Image Details
Caption: Figure 1.
Illustration of mass models and their associated velocity dispersion profiles for different halo models described in Section 3.1. The top panels show CDM models with ﹩{\mathrm{log}}_{10}{M}_{200{\rm{c}}}/{M}_{\odot }=11﹩, ﹩{c}_{200{\rm{c}}}=10.5﹩, and rs = 9.3 kpc. The red solid line shows a cuspy NFW halo and the orange dotted–dashed line shows a cored αβγ halo. The bottom panels show FDM halos with an outer αβγ halo profile (plotted again for comparison) for a range of possible values of m22. The left-hand panels show the circular velocity profile associated to the halo, while the right-hand panels show the line-of-sight velocity dispersion profile.
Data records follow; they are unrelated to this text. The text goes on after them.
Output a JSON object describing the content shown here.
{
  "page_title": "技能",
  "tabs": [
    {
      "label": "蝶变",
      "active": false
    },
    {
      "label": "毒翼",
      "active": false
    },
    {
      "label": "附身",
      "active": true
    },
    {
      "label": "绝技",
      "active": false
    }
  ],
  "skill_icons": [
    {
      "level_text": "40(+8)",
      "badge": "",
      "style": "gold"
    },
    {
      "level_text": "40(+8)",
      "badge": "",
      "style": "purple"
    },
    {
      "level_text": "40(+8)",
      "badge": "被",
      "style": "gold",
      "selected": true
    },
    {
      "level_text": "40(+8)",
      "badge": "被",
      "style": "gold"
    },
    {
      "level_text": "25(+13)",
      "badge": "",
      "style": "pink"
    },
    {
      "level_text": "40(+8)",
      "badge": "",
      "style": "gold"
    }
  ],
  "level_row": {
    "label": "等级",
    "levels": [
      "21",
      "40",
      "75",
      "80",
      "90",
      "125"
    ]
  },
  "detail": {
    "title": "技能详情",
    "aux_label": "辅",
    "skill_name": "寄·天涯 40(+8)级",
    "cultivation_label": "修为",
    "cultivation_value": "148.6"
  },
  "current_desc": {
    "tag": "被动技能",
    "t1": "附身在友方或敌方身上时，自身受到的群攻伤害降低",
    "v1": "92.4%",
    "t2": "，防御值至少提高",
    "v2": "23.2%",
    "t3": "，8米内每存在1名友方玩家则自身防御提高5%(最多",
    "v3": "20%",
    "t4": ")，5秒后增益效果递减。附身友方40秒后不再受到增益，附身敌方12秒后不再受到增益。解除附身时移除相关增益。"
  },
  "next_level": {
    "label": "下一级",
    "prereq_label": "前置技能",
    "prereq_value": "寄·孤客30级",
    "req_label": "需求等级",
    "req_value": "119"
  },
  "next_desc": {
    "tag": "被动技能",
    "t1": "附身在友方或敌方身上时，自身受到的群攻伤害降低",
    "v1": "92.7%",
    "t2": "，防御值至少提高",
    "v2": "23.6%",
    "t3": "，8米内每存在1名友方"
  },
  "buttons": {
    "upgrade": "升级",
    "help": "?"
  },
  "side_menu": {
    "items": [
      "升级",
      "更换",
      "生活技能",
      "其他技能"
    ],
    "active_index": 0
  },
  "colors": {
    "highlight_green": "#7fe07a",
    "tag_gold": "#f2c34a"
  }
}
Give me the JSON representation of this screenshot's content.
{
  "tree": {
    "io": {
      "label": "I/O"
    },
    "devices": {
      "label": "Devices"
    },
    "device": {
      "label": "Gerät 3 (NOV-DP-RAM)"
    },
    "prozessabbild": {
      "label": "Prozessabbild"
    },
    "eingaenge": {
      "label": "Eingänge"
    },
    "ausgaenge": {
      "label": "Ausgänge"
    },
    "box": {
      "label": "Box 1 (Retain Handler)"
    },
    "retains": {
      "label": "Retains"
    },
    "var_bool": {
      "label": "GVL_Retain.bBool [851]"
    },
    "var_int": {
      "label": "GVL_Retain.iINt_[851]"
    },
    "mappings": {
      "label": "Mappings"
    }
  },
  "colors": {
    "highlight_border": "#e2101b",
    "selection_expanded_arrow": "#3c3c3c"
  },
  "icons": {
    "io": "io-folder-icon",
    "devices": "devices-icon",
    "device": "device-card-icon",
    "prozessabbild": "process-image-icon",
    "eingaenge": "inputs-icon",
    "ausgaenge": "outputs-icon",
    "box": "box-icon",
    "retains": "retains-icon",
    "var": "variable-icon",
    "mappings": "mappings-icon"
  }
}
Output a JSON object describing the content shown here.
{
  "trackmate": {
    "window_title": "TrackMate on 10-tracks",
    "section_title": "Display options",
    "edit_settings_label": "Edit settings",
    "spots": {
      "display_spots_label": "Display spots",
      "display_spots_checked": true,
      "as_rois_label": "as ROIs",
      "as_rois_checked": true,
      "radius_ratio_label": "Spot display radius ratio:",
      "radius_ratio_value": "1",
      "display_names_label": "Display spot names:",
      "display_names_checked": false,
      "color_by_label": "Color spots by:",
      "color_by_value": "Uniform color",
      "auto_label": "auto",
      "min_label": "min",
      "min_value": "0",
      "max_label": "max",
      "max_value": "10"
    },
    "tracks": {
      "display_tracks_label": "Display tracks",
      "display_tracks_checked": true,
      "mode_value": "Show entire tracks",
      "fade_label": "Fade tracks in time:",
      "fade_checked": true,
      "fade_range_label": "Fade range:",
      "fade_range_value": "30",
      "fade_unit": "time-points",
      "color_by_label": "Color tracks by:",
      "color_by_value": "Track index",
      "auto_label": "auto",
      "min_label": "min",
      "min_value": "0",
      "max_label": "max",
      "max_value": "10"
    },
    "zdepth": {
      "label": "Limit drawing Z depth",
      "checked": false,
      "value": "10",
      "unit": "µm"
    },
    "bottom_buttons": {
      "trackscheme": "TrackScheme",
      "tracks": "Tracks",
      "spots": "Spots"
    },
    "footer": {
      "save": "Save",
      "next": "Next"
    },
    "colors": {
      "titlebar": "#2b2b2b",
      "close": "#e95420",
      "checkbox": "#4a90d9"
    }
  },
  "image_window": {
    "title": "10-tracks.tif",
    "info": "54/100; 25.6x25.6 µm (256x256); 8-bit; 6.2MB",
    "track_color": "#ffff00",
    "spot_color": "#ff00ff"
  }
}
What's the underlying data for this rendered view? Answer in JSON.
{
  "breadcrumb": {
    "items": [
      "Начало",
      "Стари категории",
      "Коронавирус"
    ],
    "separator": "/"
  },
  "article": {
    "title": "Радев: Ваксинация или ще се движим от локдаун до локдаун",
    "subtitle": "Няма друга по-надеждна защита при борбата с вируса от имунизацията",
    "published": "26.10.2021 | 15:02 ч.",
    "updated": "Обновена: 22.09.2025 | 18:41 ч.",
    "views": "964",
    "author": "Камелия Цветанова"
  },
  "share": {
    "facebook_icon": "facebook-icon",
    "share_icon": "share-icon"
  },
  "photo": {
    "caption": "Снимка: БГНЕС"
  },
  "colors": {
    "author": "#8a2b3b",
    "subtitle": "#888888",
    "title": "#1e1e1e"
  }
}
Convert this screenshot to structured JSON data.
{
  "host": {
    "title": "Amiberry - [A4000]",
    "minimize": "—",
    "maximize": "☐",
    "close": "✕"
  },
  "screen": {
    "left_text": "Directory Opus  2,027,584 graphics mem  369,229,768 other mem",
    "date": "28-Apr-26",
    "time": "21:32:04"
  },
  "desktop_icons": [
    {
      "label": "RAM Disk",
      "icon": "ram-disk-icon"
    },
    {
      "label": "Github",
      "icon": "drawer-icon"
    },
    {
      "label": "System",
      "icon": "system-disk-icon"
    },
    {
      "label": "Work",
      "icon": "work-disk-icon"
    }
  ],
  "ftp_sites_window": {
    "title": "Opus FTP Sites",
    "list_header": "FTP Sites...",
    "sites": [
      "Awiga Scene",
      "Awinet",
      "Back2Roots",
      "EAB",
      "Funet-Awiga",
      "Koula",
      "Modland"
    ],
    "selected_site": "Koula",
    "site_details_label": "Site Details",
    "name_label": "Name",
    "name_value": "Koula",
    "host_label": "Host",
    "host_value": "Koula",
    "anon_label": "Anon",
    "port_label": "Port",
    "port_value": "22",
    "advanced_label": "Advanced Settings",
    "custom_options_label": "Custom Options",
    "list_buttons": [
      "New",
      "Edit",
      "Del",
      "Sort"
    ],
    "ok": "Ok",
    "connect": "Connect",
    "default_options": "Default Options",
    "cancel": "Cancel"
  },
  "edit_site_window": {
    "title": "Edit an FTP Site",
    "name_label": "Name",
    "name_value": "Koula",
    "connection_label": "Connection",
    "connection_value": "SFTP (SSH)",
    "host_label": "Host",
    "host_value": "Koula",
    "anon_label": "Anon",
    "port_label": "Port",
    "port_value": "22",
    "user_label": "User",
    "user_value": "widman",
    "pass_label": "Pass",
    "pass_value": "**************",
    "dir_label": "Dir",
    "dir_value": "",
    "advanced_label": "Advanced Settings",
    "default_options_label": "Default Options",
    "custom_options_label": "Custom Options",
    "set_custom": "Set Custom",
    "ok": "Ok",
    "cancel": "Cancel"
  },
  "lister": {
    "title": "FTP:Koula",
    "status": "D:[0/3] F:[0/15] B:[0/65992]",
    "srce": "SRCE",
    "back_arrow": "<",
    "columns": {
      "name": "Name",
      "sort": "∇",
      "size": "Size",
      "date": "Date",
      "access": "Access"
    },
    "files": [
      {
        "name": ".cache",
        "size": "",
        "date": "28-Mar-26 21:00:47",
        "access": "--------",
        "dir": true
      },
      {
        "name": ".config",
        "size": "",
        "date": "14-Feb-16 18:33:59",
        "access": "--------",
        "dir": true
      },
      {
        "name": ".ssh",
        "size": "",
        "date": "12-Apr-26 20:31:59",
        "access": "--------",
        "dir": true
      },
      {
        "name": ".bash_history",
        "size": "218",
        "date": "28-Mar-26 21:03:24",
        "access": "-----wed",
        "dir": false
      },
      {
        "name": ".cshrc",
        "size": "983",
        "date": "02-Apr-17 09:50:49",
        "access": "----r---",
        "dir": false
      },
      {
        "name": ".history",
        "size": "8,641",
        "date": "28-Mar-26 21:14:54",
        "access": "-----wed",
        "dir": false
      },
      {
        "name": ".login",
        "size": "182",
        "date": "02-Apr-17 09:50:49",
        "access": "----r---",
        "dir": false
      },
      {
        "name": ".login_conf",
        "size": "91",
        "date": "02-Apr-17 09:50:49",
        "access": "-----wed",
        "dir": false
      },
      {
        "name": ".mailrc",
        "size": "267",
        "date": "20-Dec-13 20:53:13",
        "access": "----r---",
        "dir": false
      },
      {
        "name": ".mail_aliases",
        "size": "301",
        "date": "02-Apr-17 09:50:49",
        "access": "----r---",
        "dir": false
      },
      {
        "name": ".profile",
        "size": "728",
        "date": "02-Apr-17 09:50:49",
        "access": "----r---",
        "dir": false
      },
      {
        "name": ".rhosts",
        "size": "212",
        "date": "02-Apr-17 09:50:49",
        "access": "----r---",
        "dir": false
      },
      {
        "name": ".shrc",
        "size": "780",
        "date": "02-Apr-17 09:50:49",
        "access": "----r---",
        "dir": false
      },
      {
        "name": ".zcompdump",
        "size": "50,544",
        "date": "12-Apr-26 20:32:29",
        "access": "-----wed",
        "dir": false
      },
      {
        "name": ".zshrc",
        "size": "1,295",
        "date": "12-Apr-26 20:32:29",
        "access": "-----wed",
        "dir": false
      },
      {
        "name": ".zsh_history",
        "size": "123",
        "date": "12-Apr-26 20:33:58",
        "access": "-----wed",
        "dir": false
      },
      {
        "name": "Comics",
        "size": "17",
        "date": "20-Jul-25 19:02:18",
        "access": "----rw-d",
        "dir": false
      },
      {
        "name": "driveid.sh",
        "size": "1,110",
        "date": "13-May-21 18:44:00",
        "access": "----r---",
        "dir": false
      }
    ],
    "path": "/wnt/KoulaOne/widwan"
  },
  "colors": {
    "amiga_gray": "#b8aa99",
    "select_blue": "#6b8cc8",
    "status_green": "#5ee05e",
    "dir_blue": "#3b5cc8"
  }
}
The range of orbital anisotropy values (from βani = −1 to 0.5) is shown by the shaded region, with the line indicating the isotropic (βani = 0) profile. Tangentially biased profiles (βani < 0) generally display velocity dispersion profiles that increase with radius, while radially biased profiles generally fall with radius. In the bottom left panel, the dotted lines show the expected soliton scale radius associated to each FDM halo (see Section 5.2). As the FDM scalar field mass gets larger, the profile approaches its CDM analog, with the deviations occurring on increasingly smaller scales. FDM is more “detectable” for lower m22 values where there is more mass in the soliton core. However, the projection of this mass profile into an observable velocity dispersion tends to wash out this signal (demonstrating the mass–anisotropy degeneracy). Furthermore even with a known anisotropy parameter, the FDM signal is degenerate with the inner DM slope (i.e., cored or cuspy).